Wednesday 3 December 2008

To Fly Or Not To Fly

We were coming in to land in Rio. The cabin was secure, the passengers gazing expectantly out the window waiting for the first glimpse of Sugar Loaf Mountain.

I returned to the galley and was putting on my lippy when I suddenly found myself flat on my back. Through turbulence. I laughed, picked myself up and strapped myself into the crew seat with only my pride slightly dented. Thankfully the 747 had a separate galley to the rear so I hadn’t taken a dive in full view of the passengers.


Other times I hadn’t been so lucky, but more often than not my naivety saved my blushes.


Like the time I was standing in the front galley of a 737 adjusting my stocking tops when I looked over to see the man in 1a following my every move with a big grin on his face. He shook my hand when he disembarked saying it was the best flight he’d ever been on.


Or helping a father attach the extension seatbelt for his baby, totally unaware of the sniggers and lewd comments coming from the rest of the group as my hands hovered dangerously close to his private parts.


Or leaning over to the window seat to serve a drink and accidentally giving the guy in the aisle seat a boob massage.


Need I go on?


Life was fun, if hard work. I walked for miles during an average flight and was fitter than most of my friends, even with their gym memberships. The night flights were the hardest. Sitting in the galley at 3am with a hot water bottle stuffed down the inside of your pinny, trying to stay awake until it was time to serve breakfast. Yes we had bunk beds in the tail of the 747. But invariably on the flights long enough to allow you the luxury of some time off, the minute you hit the bunk and strapped yourself in, the turbulence would start. Here’s a tip – if you don’t like turbulence, don’t sit at the back of the plane. It’s always worse there. And of course, there was the frequent indignity of the airport security insisting that you open your case, surely just to give the surrounding passengers a boost as they caught a glimpse into the life of the air hostess... or at least of their dirty underwear. Having survived all that, I used to lose the last shred of dignity that remained as I fell into a deep sleep on the shuttle back to Edinburgh, drooling down the shoulder of the unfortunate businessman in the seat next to me.
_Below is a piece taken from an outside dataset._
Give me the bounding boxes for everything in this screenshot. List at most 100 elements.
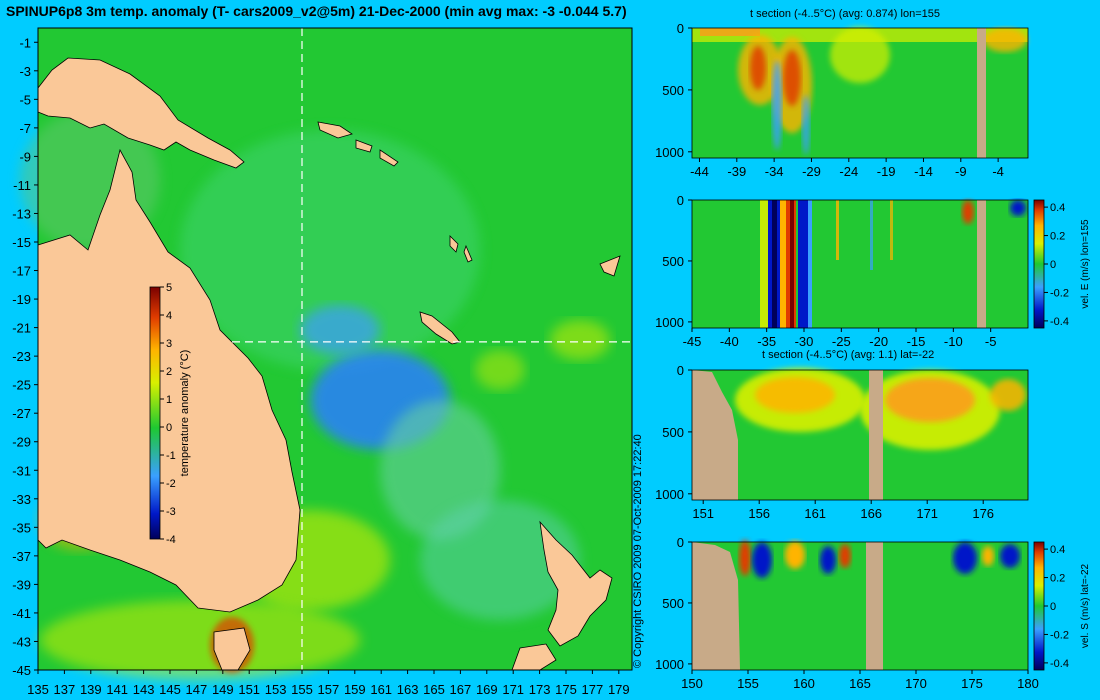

Oh yes, I was glamorous, me!


Fortunately, my friends didn’t think so. In fact, their brains couldn’t compute my life, and so they ignored it. Completely. I would come home from Buenos Aires, buzzing at the things I had seen and done, and my friends would listen politely and say “That’s nice” and in the same breath, “Did you see we got our new curtains?”


They didn’t keep in touch with me. I had to keep in touch with them. They couldn’t keep up with my busy schedule. But it didn’t bother me. That was just how it was. I slotted back into their lives as and when I could.


But after four years, I started to yearn for something more. And that something was normality. Perhaps it was the constant rounds of “Chicken or Beef? Tea or coffee?” Perhaps it was forever going on trips with crews I didn’t know and having to start all over again. At that time there were 10,000 BA crew members so the chances of flying with someone you knew were slim. For every trip on a 747, there was a crew of 14 between cabin and flight crew. Friendships were made quickly and just as quickly dissolved. You told people things you wouldn’t tell your best friend, knowing it was likely you would never see them again. You tended to drift towards likeminded people. Personally I preferred shopping and sightseeing over partying. Although, when we did party, we partied hard.


I longed for the chance to sleep in a bed, all night ever night.


So, when the Gulf War started and business took a nose dive (figuratively, not literally), BA offered us blocks of unpaid leave. Seizing my opportunity, I asked for a year off to go back to university to take a postgraduate business course with languages. BA said yes.


I was a student again and I loved it. I hadn’t particularly applied myself the first time around but this time I couldn’t get enough of studying. And of course I had the best of both worlds. Technically I was still employed by BA and had my staff travel perks. When most fellow students were heading home for Christmas to sponge off their parents, I was on the first flight out to Bangkok with my friends.


As the end of my sabbatical drew near, I was having nightmares of having to get back on a plane again and go back to my old life. I had changed too much. I had discovered a new life out there with a comfy bed thrown in for good measure. The bed won.


I look back on my time as an air hostess with affection. I have seen more places in the world than most people could ever imagine. I learned about life, I learned about people, I learned about myself. And as for the things I wouldn’t tell my best friend? As the saying goes, “What goes on tour stays on tour!”